Jamalla Matar era riuscito fra incredibili pericoli a far avere notizie alla famiglia fino al 1996. Poi silenzio. Ad Abu Salim il 29 giugno 1996 furono fucilati 1.270 prigionieri e Hisham non sa se fra quelli vi fosse suo padre.
Anche il fratello minore, zio di Hisham, e alcuni cugini erano stati arrestati e sarebbero stati rilasciati dopo vent'anni nel 2011 grazie al chiasso mediatico creato da Hisham ormai scrittore naturalizzato inglese.

Hisham Matar ricostruisce la figura del padre, giovane appassionato di poesia (una volta aveva detto a suo figlio “conoscere un libro a memoria è come avere una casa dentro il petto”), alto ufficiale dell’esercito, diplomatico, imprenditore di successo, leader nato, patriota convinto, oppositore del regime di Gheddafi, ma ricostruisce anche il proprio tormento di Telemaco bloccato dall’assenza di Ulisse, nella continua incertezza del destino del padre.

Un racconto emblematico dei nostri tempi, delle ambiguità dell’Europa che fa affari con i regimi totalitari invece di contrastarli.

Consigliato a chi ama le autobiografie storiche e soprattutto a chi vuole conoscere di più la storia recente della Libia.

Jaballa Matar “alzava la voce se veniva a sapere che un domestico aveva respinto una persona bisognosa.

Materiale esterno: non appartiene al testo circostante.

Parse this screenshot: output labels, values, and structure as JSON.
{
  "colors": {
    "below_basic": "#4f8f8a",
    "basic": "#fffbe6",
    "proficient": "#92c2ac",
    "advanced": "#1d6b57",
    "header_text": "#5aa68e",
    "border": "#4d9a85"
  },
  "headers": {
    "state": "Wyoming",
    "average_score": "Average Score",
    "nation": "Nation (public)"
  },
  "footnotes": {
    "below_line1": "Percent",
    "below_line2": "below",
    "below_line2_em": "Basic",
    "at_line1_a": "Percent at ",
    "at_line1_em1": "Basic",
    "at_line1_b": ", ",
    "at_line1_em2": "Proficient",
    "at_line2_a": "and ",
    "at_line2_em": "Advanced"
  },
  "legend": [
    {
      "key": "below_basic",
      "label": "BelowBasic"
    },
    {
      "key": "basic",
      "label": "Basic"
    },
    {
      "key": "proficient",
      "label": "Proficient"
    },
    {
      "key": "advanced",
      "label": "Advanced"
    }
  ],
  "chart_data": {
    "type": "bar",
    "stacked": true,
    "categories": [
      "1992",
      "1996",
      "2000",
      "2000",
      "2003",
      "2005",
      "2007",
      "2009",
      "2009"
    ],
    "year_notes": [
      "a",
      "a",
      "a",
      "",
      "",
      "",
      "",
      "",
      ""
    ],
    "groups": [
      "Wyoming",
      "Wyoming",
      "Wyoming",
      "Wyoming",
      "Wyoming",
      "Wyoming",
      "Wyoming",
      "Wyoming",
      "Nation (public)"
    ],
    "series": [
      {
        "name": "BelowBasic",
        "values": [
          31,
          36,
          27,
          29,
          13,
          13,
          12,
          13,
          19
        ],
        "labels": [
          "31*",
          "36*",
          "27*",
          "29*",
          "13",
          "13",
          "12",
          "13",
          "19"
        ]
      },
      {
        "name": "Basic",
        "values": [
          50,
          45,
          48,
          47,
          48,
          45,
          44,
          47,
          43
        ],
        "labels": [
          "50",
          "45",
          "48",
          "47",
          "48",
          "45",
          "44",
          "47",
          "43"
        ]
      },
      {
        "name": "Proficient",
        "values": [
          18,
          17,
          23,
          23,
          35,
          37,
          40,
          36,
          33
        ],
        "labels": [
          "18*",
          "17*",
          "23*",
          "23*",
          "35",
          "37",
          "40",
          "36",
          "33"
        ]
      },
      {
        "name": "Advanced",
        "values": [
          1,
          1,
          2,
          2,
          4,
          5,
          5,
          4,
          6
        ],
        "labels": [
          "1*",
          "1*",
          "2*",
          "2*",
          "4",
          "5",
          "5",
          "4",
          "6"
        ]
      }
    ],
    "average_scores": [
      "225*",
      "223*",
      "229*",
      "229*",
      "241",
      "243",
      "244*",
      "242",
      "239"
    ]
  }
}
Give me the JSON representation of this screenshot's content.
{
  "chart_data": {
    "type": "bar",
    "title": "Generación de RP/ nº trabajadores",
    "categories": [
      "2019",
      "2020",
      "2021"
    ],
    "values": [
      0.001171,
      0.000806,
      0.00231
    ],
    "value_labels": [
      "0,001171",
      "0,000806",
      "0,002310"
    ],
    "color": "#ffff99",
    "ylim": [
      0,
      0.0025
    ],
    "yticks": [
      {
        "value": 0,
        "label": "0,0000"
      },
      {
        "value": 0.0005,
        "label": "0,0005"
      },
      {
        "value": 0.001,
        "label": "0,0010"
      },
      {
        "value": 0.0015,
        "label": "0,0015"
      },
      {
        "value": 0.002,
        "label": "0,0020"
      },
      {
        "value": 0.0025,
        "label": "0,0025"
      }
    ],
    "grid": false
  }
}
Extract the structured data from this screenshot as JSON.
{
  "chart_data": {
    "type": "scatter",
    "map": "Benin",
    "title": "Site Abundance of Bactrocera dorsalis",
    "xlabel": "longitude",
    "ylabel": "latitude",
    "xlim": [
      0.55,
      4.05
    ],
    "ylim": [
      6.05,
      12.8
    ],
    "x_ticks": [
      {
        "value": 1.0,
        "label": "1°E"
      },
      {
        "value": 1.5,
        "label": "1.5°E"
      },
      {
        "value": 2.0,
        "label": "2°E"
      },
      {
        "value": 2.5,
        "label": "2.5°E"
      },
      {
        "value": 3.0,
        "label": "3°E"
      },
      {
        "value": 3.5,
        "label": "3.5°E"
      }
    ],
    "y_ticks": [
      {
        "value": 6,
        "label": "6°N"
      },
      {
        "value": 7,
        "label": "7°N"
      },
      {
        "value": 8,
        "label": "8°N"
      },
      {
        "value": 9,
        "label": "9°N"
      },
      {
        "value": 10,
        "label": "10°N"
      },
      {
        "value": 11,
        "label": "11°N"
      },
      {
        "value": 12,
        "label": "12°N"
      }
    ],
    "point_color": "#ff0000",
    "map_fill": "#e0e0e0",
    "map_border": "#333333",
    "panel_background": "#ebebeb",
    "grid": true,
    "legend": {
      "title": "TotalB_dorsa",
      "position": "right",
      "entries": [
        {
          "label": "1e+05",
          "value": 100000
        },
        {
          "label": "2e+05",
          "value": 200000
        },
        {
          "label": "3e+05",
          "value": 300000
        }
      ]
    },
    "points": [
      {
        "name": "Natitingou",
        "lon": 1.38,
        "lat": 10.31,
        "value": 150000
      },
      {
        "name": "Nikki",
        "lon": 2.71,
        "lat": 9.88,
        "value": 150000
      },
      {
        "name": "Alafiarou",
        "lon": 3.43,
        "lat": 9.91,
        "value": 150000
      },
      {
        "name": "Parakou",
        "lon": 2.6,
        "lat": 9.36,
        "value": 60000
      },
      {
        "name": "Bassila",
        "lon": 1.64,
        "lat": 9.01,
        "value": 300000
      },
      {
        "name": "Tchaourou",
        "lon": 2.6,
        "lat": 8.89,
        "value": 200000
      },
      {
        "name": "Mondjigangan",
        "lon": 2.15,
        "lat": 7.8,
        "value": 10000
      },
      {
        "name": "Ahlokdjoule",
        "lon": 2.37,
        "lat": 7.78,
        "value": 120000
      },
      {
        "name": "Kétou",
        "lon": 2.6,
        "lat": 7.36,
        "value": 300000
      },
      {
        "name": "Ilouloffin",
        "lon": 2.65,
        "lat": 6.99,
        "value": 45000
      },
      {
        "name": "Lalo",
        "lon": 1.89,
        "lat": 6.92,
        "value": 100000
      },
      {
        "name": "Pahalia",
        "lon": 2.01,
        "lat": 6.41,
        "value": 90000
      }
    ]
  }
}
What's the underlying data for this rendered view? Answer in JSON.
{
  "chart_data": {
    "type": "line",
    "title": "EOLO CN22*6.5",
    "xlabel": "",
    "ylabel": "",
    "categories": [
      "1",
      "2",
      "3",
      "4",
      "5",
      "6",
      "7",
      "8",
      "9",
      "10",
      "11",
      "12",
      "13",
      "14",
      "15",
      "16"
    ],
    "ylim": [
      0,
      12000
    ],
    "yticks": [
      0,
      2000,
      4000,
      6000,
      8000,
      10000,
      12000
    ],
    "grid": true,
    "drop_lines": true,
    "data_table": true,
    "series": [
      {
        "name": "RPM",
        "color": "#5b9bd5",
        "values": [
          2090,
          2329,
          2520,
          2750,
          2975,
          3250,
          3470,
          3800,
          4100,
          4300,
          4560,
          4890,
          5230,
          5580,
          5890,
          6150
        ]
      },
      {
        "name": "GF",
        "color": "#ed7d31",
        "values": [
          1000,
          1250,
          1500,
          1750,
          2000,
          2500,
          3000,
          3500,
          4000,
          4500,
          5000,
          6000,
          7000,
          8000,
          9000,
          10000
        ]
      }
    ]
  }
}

La regola era semplice, mai respingere chi ha bisogno. – Leggere nei loro cuori non è affar tuo, – mi disse una volta in cui avevo affermato con sicumera che mendicare era una professione. – Il tuo dovere non è di dubitare bensì di dare”.

"All'epoca in Egitto mia madre si comportava come se quel mondo dovesse durare per sempre. E credo sia quello che vogliamo dalle nostre madri: che conservino il mondo e, anche se é una menzogna, si comportino come se il mondo potesse essere conservato. Mentre mio padre era ossessionato dal passato e dal futuro, dal tornare in Libia e ricostruire il paese, mia madre era devota al presente. Per tale ragione fu lei l'elemento veramente radicale della mia adolescenza."

«Nel marzo 1990 mio padre fu sequestrato dai servizi segreti egiziani nel nostro appartamento del Cairo e consegnato a Gheddafi. Venne portato nella prigione di Abu Salim, a Tripoli, conosciuta come “l’ultima fermata”, il posto dove il regime spediva coloro che intendeva dimenticare.»

"Mio padre é morto ed é anche vivo. Non possiedo una grammatica per lui. E' nel passato, nel presente e nel futuro. Anche se gli avessi tenuto la mano, e l'avessi sentita cedere mentre esalava l'ultimo respiro, indugerei comunque, credo, ogni volta che mi riferisco a lui, in cerca del tempo verbale giusto. Ho il sospetto che anche coloro che hanno sepolto il proprio padre provino la stessa cosa. Io non sono diverso. Vivo, come tutti viviamo, nell'indomani."

"Il territorio che separa i padri dai figli ha disorientato molti viaggiatori...Telemaco e altri figli, i cui drammi privati scandiscono le ore silenziose, si sono spinti così lontano dall'incerta distanza tra passato e presente da sembrare spaesati. Sono uomini, come tutti gli uomini, entrati nel mondo grazie a un altro uomo, un garante che ha aperto la porta e, se sono fortunati, l'ha fatto con garbo, forse con un sorriso rassicurante e una pacca d'incoraggiamento su una spalla. E certo i padri sapevano, essendo stati a loro volta figli, che la presenza spettrale della loro mano sarebbe durata negli anni, fino alla fine del tempo, e che per quanto pesanti siano i fardelli caricati su quella spalla, o numerosi i baci che vi può posare un'amante, spinta forse dal segreto desiderio di cancellare le pretese di un altro, la spalla resterà fedele per sempre, ricordando la mano dell'uomo buono che li ha introdotti nel mondo. Essere un uomo significa essere un anello di tale catena di gratitudine e memoria, di biasimo e oblio, di resa e ribellione, fino a che lo sguardo del figlio si fa così sofferto e acuto che, guardando indietro, non vede altro che ombre. Il padre sprofonda ogni giorno di più nella notte, si spinge più oltre nella nebbia, lasciando indietro resti di se stesso e il dato di fatto colossale quanto ovvio, insieme frustrante e misericordioso - giacché come potrebbe un figlio continuare a vivere se non dovesse anche dimenticare -, che per quanto ci sforziamo non arriveremo mai a conoscere davvero i nostri padri."